Keepower are normally pretty decent. I’ve not heard about this 6000 mAh version before, never-mind the protection circuitry which I would usually avoid, but it might be worth a look.
I installed RealCalc and a few others back in 2011 or 2012, but I haven’t used any of them in years. Mostly I just use python’s CLI as a calculator now. Anything without a programming language built in hardly seems worthwhile any more.
The D4S is bigger. That means longer run times and a somewhat longer time on Turbo before the light ramps down. It has the aux lights which are both cool and useful.
Most of all, it comes in green. Green is the best colour for a flashlight ever.
You need both.
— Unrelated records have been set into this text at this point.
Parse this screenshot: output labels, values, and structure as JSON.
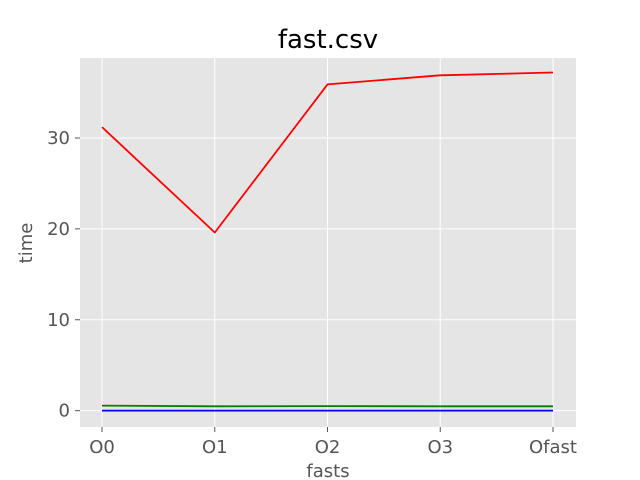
{
  "chart_data": {
    "type": "line",
    "title": "fast.csv",
    "xlabel": "fasts",
    "ylabel": "time",
    "categories": [
      "O0",
      "O1",
      "O2",
      "O3",
      "Ofast"
    ],
    "ylim": [
      -1.8,
      38.8
    ],
    "yticks": [
      0,
      10,
      20,
      30
    ],
    "grid": true,
    "legend": "none",
    "background": "#e5e5e5",
    "series": [
      {
        "color": "#ff0000",
        "values": [
          31.2,
          19.6,
          35.9,
          36.9,
          37.2
        ]
      },
      {
        "color": "#008000",
        "values": [
          0.55,
          0.48,
          0.5,
          0.48,
          0.48
        ]
      },
      {
        "color": "#0000ff",
        "values": [
          0.0,
          0.0,
          0.0,
          0.0,
          0.0
        ]
      }
    ]
  }
}
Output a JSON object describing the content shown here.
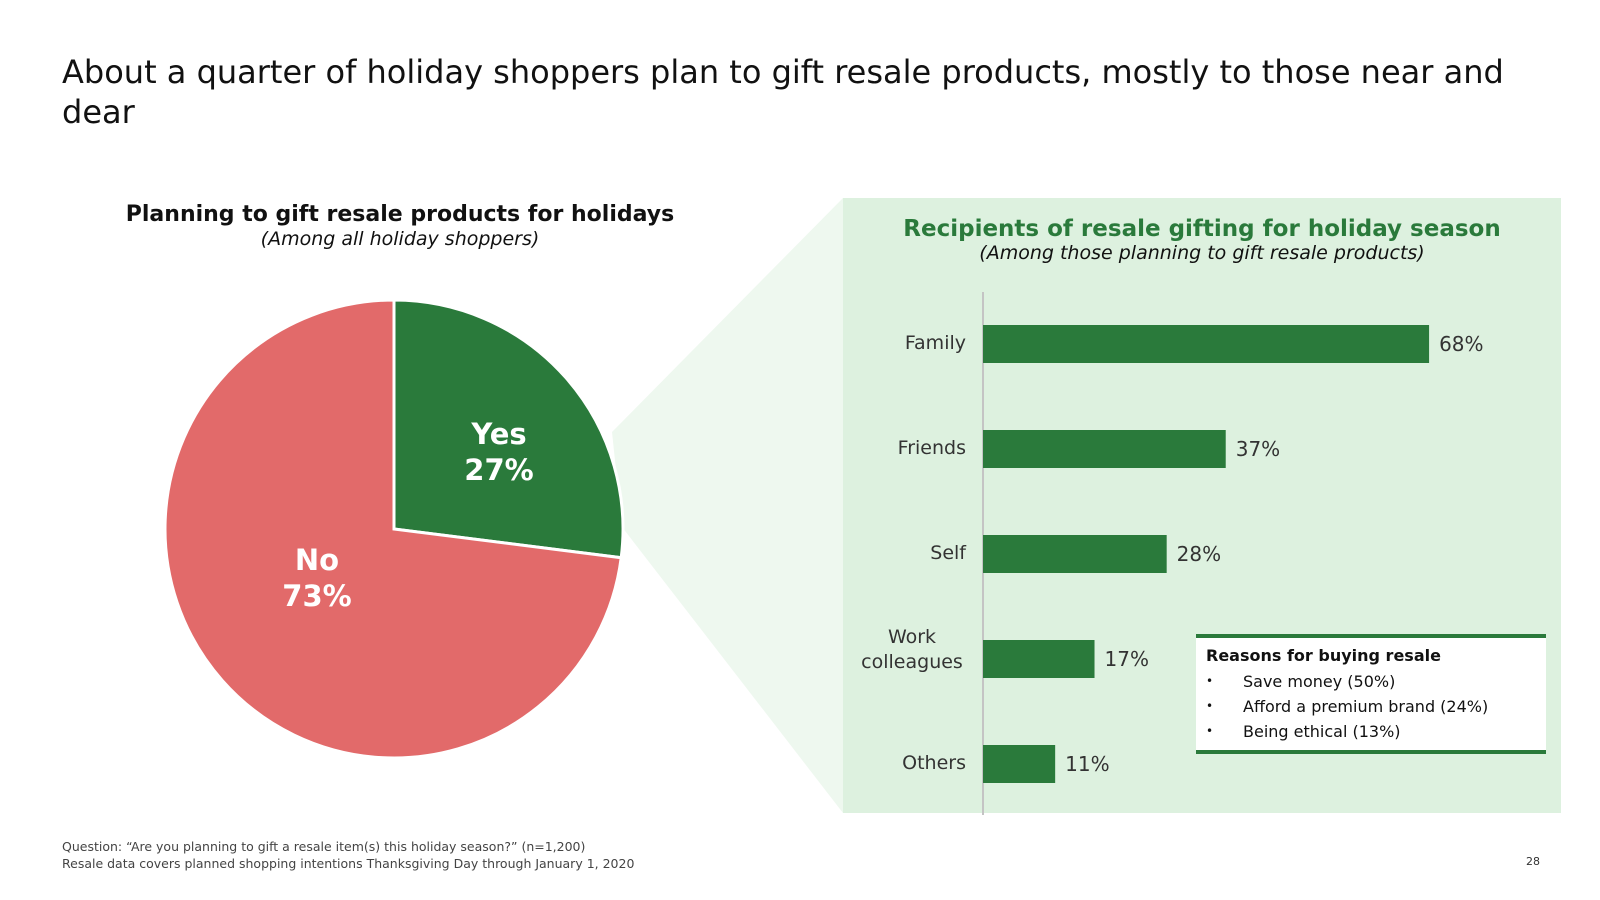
{
  "title": "About a quarter of holiday shoppers plan to gift resale products, mostly to those near and dear",
  "colors": {
    "yes": "#2a7a3b",
    "no": "#e26a6a",
    "panel": "#ddf1df",
    "wedge": "#eef8ef",
    "accent": "#2a7a3b"
  },
  "pie": {
    "title": "Planning to gift resale products for holidays",
    "subtitle": "(Among all holiday shoppers)",
    "yes_label": "Yes",
    "yes_value": "27%",
    "no_label": "No",
    "no_value": "73%"
  },
  "bars": {
    "title": "Recipients of resale gifting for holiday season",
    "subtitle": "(Among those planning to gift resale products)",
    "value_labels": [
      "68%",
      "37%",
      "28%",
      "17%",
      "11%"
    ],
    "categories": [
      "Family",
      "Friends",
      "Self",
      "Work colleagues",
      "Others"
    ]
  },
  "reasons": {
    "title": "Reasons for buying resale",
    "bullet": "•",
    "items": [
      "Save money (50%)",
      "Afford a premium brand (24%)",
      "Being ethical (13%)"
    ]
  },
  "footnotes": [
    "Question: “Are you planning to gift a resale item(s) this holiday season?” (n=1,200)",
    "Resale data covers planned shopping intentions Thanksgiving Day through January 1, 2020"
  ],
  "page_number": "28",
  "chart_data": [
    {
      "type": "pie",
      "title": "Planning to gift resale products for holidays",
      "subtitle": "(Among all holiday shoppers)",
      "categories": [
        "Yes",
        "No"
      ],
      "values": [
        27,
        73
      ],
      "unit": "%"
    },
    {
      "type": "bar",
      "orientation": "horizontal",
      "title": "Recipients of resale gifting for holiday season",
      "subtitle": "(Among those planning to gift resale products)",
      "categories": [
        "Family",
        "Friends",
        "Self",
        "Work colleagues",
        "Others"
      ],
      "values": [
        68,
        37,
        28,
        17,
        11
      ],
      "unit": "%",
      "xlim": [
        0,
        100
      ],
      "xlabel": "",
      "ylabel": "",
      "grid": false
    }
  ]
}
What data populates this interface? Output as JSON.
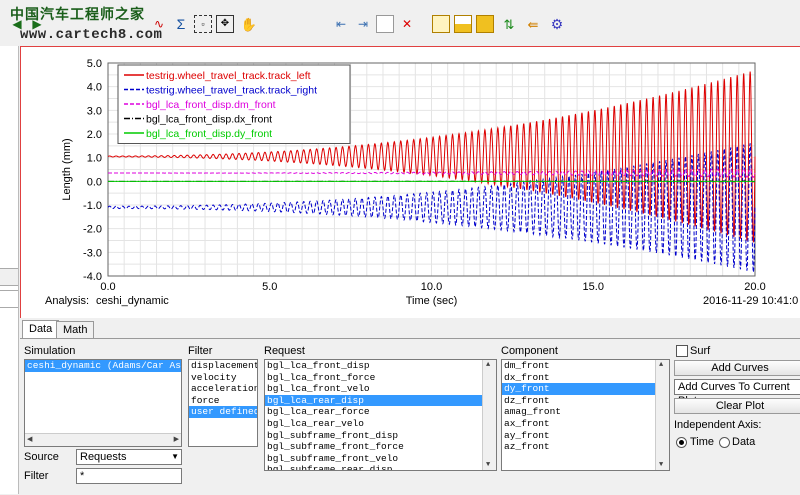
{
  "watermark": {
    "line1": "中国汽车工程师之家",
    "line2": "www.cartech8.com"
  },
  "toolbar": {
    "icons": [
      "curve-icon",
      "sigma-icon",
      "zoom-box-icon",
      "fit-icon",
      "pan-hand-icon",
      "page-prev-icon",
      "page-next-icon",
      "new-page-icon",
      "delete-page-icon",
      "layout-single-icon",
      "layout-split-icon",
      "layout-quad-icon",
      "swap-icon",
      "import-icon",
      "settings-gear-icon"
    ]
  },
  "plot": {
    "analysis_label": "Analysis:",
    "analysis_name": "ceshi_dynamic",
    "timestamp": "2016-11-29 10:41:0",
    "colors": {
      "track_left": "#dd0000",
      "track_right": "#0000cc",
      "dm_front": "#dd00dd",
      "dx_front": "#000000",
      "dy_front": "#00cc00"
    }
  },
  "chart_data": {
    "type": "line",
    "xlabel": "Time (sec)",
    "ylabel": "Length (mm)",
    "xlim": [
      0,
      20
    ],
    "ylim": [
      -4.0,
      5.0
    ],
    "x_ticks": [
      "0.0",
      "5.0",
      "10.0",
      "15.0",
      "20.0"
    ],
    "y_ticks": [
      "5.0",
      "4.0",
      "3.0",
      "2.0",
      "1.0",
      "0.0",
      "-1.0",
      "-2.0",
      "-3.0",
      "-4.0"
    ],
    "grid": true,
    "legend_position": "top-left",
    "series": [
      {
        "name": "testrig.wheel_travel_track.track_left",
        "style": "solid",
        "center": 1.05,
        "amp_start": 0.02,
        "amp_end": 3.65,
        "cycles": 100
      },
      {
        "name": "testrig.wheel_travel_track.track_right",
        "style": "dashed",
        "center": -1.1,
        "amp_start": 0.05,
        "amp_end": 2.75,
        "cycles": 100
      },
      {
        "name": "bgl_lca_front_disp.dm_front",
        "style": "dashed",
        "center": 0.35,
        "amp_start": 0.0,
        "amp_end": 0.18,
        "cycles": 100
      },
      {
        "name": "bgl_lca_front_disp.dx_front",
        "style": "dashdot",
        "center": 0.0,
        "amp_start": 0.0,
        "amp_end": 0.02,
        "cycles": 100
      },
      {
        "name": "bgl_lca_front_disp.dy_front",
        "style": "solid",
        "center": 0.0,
        "amp_start": 0.0,
        "amp_end": 0.0,
        "cycles": 100
      }
    ]
  },
  "tabs": [
    {
      "label": "Data",
      "active": true
    },
    {
      "label": "Math",
      "active": false
    }
  ],
  "simulation": {
    "label": "Simulation",
    "items": [
      {
        "text": "ceshi_dynamic   (Adams/Car As",
        "selected": true
      }
    ]
  },
  "filter": {
    "label": "Filter",
    "items": [
      {
        "text": "displacement",
        "selected": false
      },
      {
        "text": "velocity",
        "selected": false
      },
      {
        "text": "acceleration",
        "selected": false
      },
      {
        "text": "force",
        "selected": false
      },
      {
        "text": "user defined",
        "selected": true
      }
    ]
  },
  "request": {
    "label": "Request",
    "items": [
      {
        "text": "bgl_lca_front_disp",
        "selected": false
      },
      {
        "text": "bgl_lca_front_force",
        "selected": false
      },
      {
        "text": "bgl_lca_front_velo",
        "selected": false
      },
      {
        "text": "bgl_lca_rear_disp",
        "selected": true
      },
      {
        "text": "bgl_lca_rear_force",
        "selected": false
      },
      {
        "text": "bgl_lca_rear_velo",
        "selected": false
      },
      {
        "text": "bgl_subframe_front_disp",
        "selected": false
      },
      {
        "text": "bgl_subframe_front_force",
        "selected": false
      },
      {
        "text": "bgl_subframe_front_velo",
        "selected": false
      },
      {
        "text": "bgl_subframe_rear_disp",
        "selected": false
      }
    ]
  },
  "component": {
    "label": "Component",
    "items": [
      {
        "text": "dm_front",
        "selected": false
      },
      {
        "text": "dx_front",
        "selected": false
      },
      {
        "text": "dy_front",
        "selected": true
      },
      {
        "text": "dz_front",
        "selected": false
      },
      {
        "text": "amag_front",
        "selected": false
      },
      {
        "text": "ax_front",
        "selected": false
      },
      {
        "text": "ay_front",
        "selected": false
      },
      {
        "text": "az_front",
        "selected": false
      }
    ]
  },
  "source": {
    "label": "Source",
    "value": "Requests"
  },
  "filter_field": {
    "label": "Filter",
    "value": "*"
  },
  "controls": {
    "surf_label": "Surf",
    "add_curves": "Add Curves",
    "add_mode": "Add Curves To Current Plot",
    "clear_plot": "Clear Plot",
    "indep_axis_label": "Independent Axis:",
    "time_label": "Time",
    "data_label": "Data"
  }
}
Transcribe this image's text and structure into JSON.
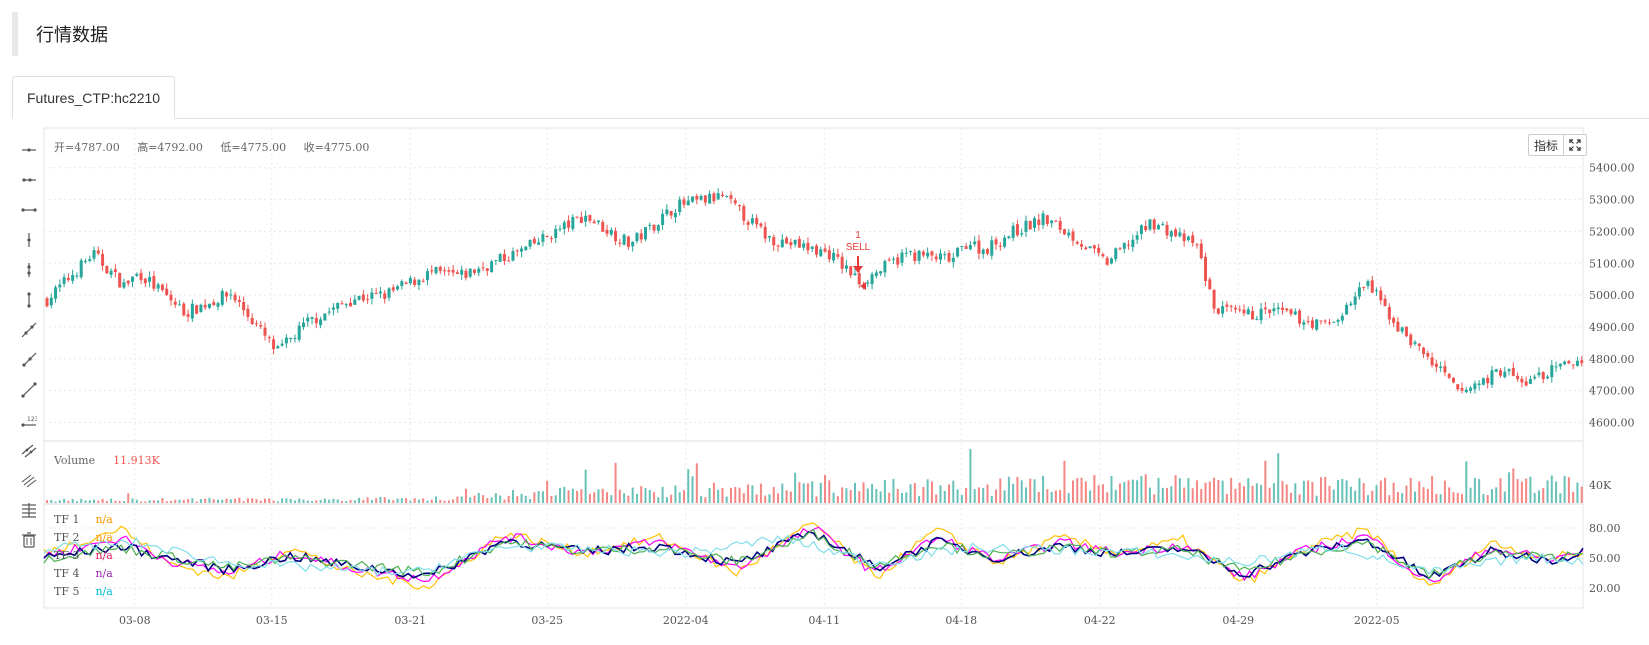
{
  "page_title": "行情数据",
  "tab": {
    "label": "Futures_CTP:hc2210"
  },
  "ohlc": {
    "open": "开=4787.00",
    "high": "高=4792.00",
    "low": "低=4775.00",
    "close": "收=4775.00"
  },
  "buttons": {
    "indicators": "指标",
    "fullscreen_icon": "fullscreen-icon"
  },
  "toolbar_icons": [
    "horizontal-line-icon",
    "horizontal-ray-icon",
    "horizontal-segment-icon",
    "vertical-line-icon",
    "vertical-ray-icon",
    "vertical-segment-icon",
    "trend-line-icon",
    "ray-icon",
    "segment-icon",
    "price-label-icon",
    "parallel-channel-icon",
    "multi-line-icon",
    "fib-lines-icon",
    "trash-icon"
  ],
  "signal": {
    "count": "1",
    "label": "SELL"
  },
  "volume_panel": {
    "label": "Volume",
    "value": "11.913K",
    "axis": [
      "40K"
    ]
  },
  "tf_legend": [
    {
      "name": "TF 1",
      "value": "n/a",
      "color": "#ff9800"
    },
    {
      "name": "TF 2",
      "value": "n/a",
      "color": "#ff9800"
    },
    {
      "name": "TF 3",
      "value": "n/a",
      "color": "#e91e63"
    },
    {
      "name": "TF 4",
      "value": "n/a",
      "color": "#9c27b0"
    },
    {
      "name": "TF 5",
      "value": "n/a",
      "color": "#00bcd4"
    }
  ],
  "colors": {
    "up": "#26a69a",
    "down": "#ef5350",
    "grid": "#e8e8e8"
  },
  "chart_data": {
    "type": "line",
    "title": "",
    "price_axis": [
      "5400.00",
      "5300.00",
      "5200.00",
      "5100.00",
      "5000.00",
      "4900.00",
      "4800.00",
      "4700.00",
      "4600.00"
    ],
    "price_ylim": [
      4570,
      5440
    ],
    "osc_axis": [
      "80.00",
      "50.00",
      "20.00"
    ],
    "osc_ylim": [
      0,
      100
    ],
    "x_ticks": [
      "03-08",
      "03-15",
      "03-21",
      "03-25",
      "2022-04",
      "04-11",
      "04-18",
      "04-22",
      "04-29",
      "2022-05"
    ],
    "close_path": {
      "t": [
        0,
        0.03,
        0.05,
        0.06,
        0.09,
        0.12,
        0.15,
        0.17,
        0.2,
        0.22,
        0.25,
        0.27,
        0.31,
        0.35,
        0.38,
        0.41,
        0.44,
        0.47,
        0.51,
        0.53,
        0.56,
        0.59,
        0.6,
        0.61,
        0.63,
        0.65,
        0.67,
        0.69,
        0.72,
        0.75,
        0.76,
        0.78,
        0.8,
        0.83,
        0.84,
        0.86,
        0.88,
        0.91,
        0.92,
        0.95,
        0.96,
        0.98,
        1.0
      ],
      "v": [
        4985,
        5130,
        5030,
        5070,
        4945,
        5005,
        4820,
        4915,
        4990,
        5000,
        5070,
        5060,
        5140,
        5250,
        5160,
        5280,
        5310,
        5180,
        5130,
        5040,
        5130,
        5110,
        5170,
        5140,
        5200,
        5240,
        5180,
        5100,
        5230,
        5150,
        4960,
        4935,
        4950,
        4905,
        4920,
        5040,
        4900,
        4750,
        4690,
        4770,
        4720,
        4760,
        4800
      ]
    },
    "volume_series": {
      "name": "Volume",
      "t": [
        0,
        0.25,
        0.35,
        0.5,
        0.7,
        0.8,
        1.0
      ],
      "level": [
        0.05,
        0.08,
        0.22,
        0.27,
        0.35,
        0.32,
        0.33
      ]
    },
    "oscillator_series": [
      {
        "name": "TF 1",
        "color": "#ffc107",
        "t": [
          0,
          0.05,
          0.08,
          0.12,
          0.16,
          0.2,
          0.25,
          0.3,
          0.35,
          0.4,
          0.45,
          0.5,
          0.54,
          0.58,
          0.62,
          0.66,
          0.7,
          0.74,
          0.78,
          0.82,
          0.86,
          0.9,
          0.94,
          0.98,
          1.0
        ],
        "v": [
          55,
          80,
          45,
          30,
          60,
          35,
          22,
          75,
          55,
          70,
          35,
          85,
          30,
          78,
          45,
          70,
          55,
          68,
          25,
          60,
          78,
          20,
          65,
          50,
          55
        ]
      },
      {
        "name": "TF 3",
        "color": "#ff00ff",
        "t": [
          0,
          0.05,
          0.08,
          0.12,
          0.16,
          0.2,
          0.25,
          0.3,
          0.35,
          0.4,
          0.45,
          0.5,
          0.54,
          0.58,
          0.62,
          0.66,
          0.7,
          0.74,
          0.78,
          0.82,
          0.86,
          0.9,
          0.94,
          0.98,
          1.0
        ],
        "v": [
          52,
          70,
          48,
          35,
          55,
          40,
          28,
          72,
          56,
          66,
          40,
          80,
          35,
          70,
          48,
          66,
          54,
          64,
          30,
          58,
          72,
          25,
          60,
          48,
          58
        ]
      },
      {
        "name": "TF 4",
        "color": "#000080",
        "t": [
          0,
          0.05,
          0.08,
          0.12,
          0.16,
          0.2,
          0.25,
          0.3,
          0.35,
          0.4,
          0.45,
          0.5,
          0.54,
          0.58,
          0.62,
          0.66,
          0.7,
          0.74,
          0.78,
          0.82,
          0.86,
          0.9,
          0.94,
          0.98,
          1.0
        ],
        "v": [
          50,
          62,
          50,
          38,
          52,
          42,
          32,
          68,
          56,
          62,
          44,
          76,
          40,
          66,
          50,
          62,
          54,
          60,
          34,
          56,
          68,
          30,
          56,
          48,
          56
        ]
      },
      {
        "name": "TF 2",
        "color": "#4caf50",
        "t": [
          0,
          0.05,
          0.08,
          0.12,
          0.16,
          0.2,
          0.25,
          0.3,
          0.35,
          0.4,
          0.45,
          0.5,
          0.54,
          0.58,
          0.62,
          0.66,
          0.7,
          0.74,
          0.78,
          0.82,
          0.86,
          0.9,
          0.94,
          0.98,
          1.0
        ],
        "v": [
          50,
          60,
          52,
          40,
          50,
          44,
          35,
          66,
          57,
          60,
          46,
          74,
          42,
          64,
          52,
          60,
          55,
          58,
          36,
          55,
          66,
          32,
          55,
          50,
          55
        ]
      },
      {
        "name": "TF 5",
        "color": "#80deea",
        "t": [
          0,
          0.06,
          0.12,
          0.18,
          0.24,
          0.3,
          0.36,
          0.42,
          0.48,
          0.54,
          0.6,
          0.66,
          0.72,
          0.78,
          0.84,
          0.9,
          0.96,
          1.0
        ],
        "v": [
          60,
          65,
          45,
          40,
          35,
          62,
          58,
          55,
          70,
          45,
          60,
          58,
          55,
          45,
          62,
          35,
          50,
          48
        ]
      }
    ]
  }
}
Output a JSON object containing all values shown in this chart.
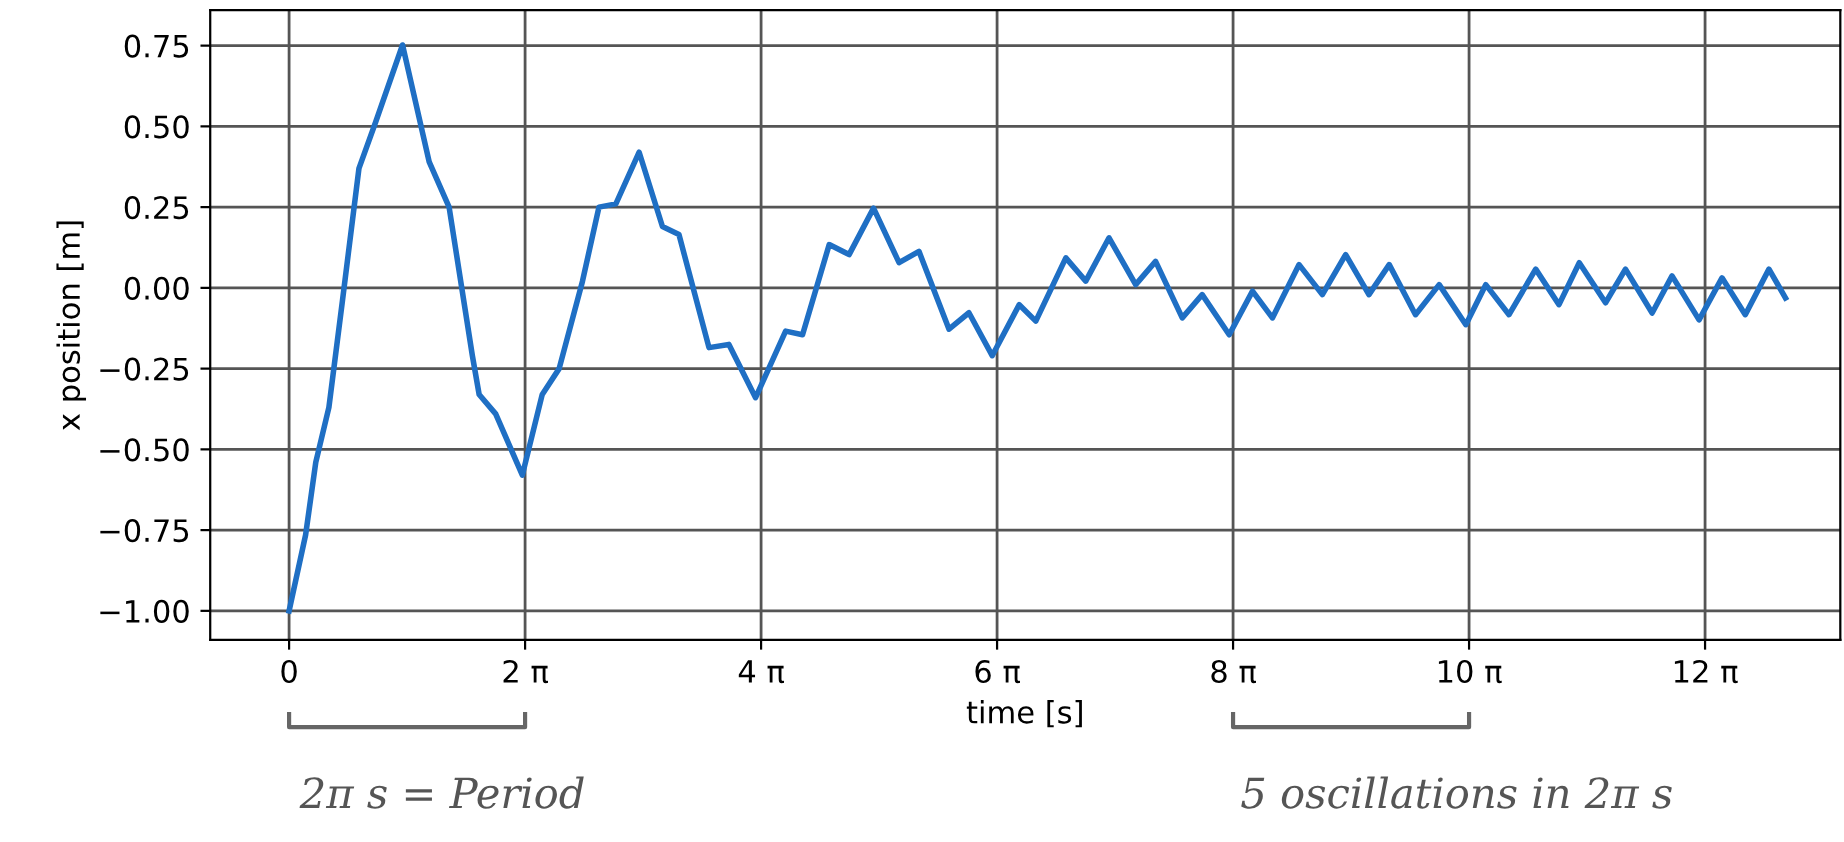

Better order that green one now before they are out of stock
(Seriously of course you do not need both. Save your money. oh and don’t tell anyone I said that)
Awk is an ancient programming language created for processing text files. A very short awk program can do some tasks that would take pages in C or Java.
Maximum battery length that D4S will accept is 69mm, according to specs, if that helps.
The length of that KeepPower cell on that 18650.uk site is listed as 60.3mm, which is obviously wrong.
I still like Droid48 when I’m not at a computer for a quick calculation.
My 11C got me through my senior year of HS, and all of college. As an “accepted into grad school” gift to myself I bought a 48G, and I just barely used it enough to get accustomed to the UI.
Those Casios with the miniature Nixie tube display were just great. Apart from battery life. They also had a couple of Easter-Eggs embedded too. If I could remember the keystrokes I’d tell you.
A proper HP has a proper red LED display, sadly my best one is bust, I think the Eprom just faded away. Perhaps because it was kept beside several, properly enclosed, radiation sources :person_facepalming:
Something worth noting for those who assume that e.g. Flash memory is magically permanent, it’s really just a few (very few nowadays) electrons, captured in a few thousand, or hundred, molecules of SiO2. Amazing that it works at-all.
Nevertheless all my important devices have been upgraded to SSD (good ones) and the slow spinning rust is kept for cold storage.
Will your torches with microcontrollers still work in e.g. 20 or 30 years time ? Maybe, maybe not. I do have a few with purely analogue, discrete component drivers, which could be eternal, but I’ll probably be dead before I find out.
There was a bug on the first batch of Convoy’s new drivers which, after calculating the scale of the chips involved, worked out to having a few hundred atoms flipped the wrong way. Basically, the SRAM decays to its default state when power is removed, and that state depends on the orientation of the atoms in the SRAM memory cells. If a few specific bits had enough atoms rotated in the less-popular direction, it would decay to a value which caused problems.
So people returned products for refund or replacement, and justifiably so. Because, totally at random, if they were unlucky enough to have a few hundred atoms out of place, it didn’t work right.
As soon as we discovered the issue, I updated the code to take a larger sample, which dramatically reduces the chance of that happening. But due to the nature of these things, the chance is still non-zero.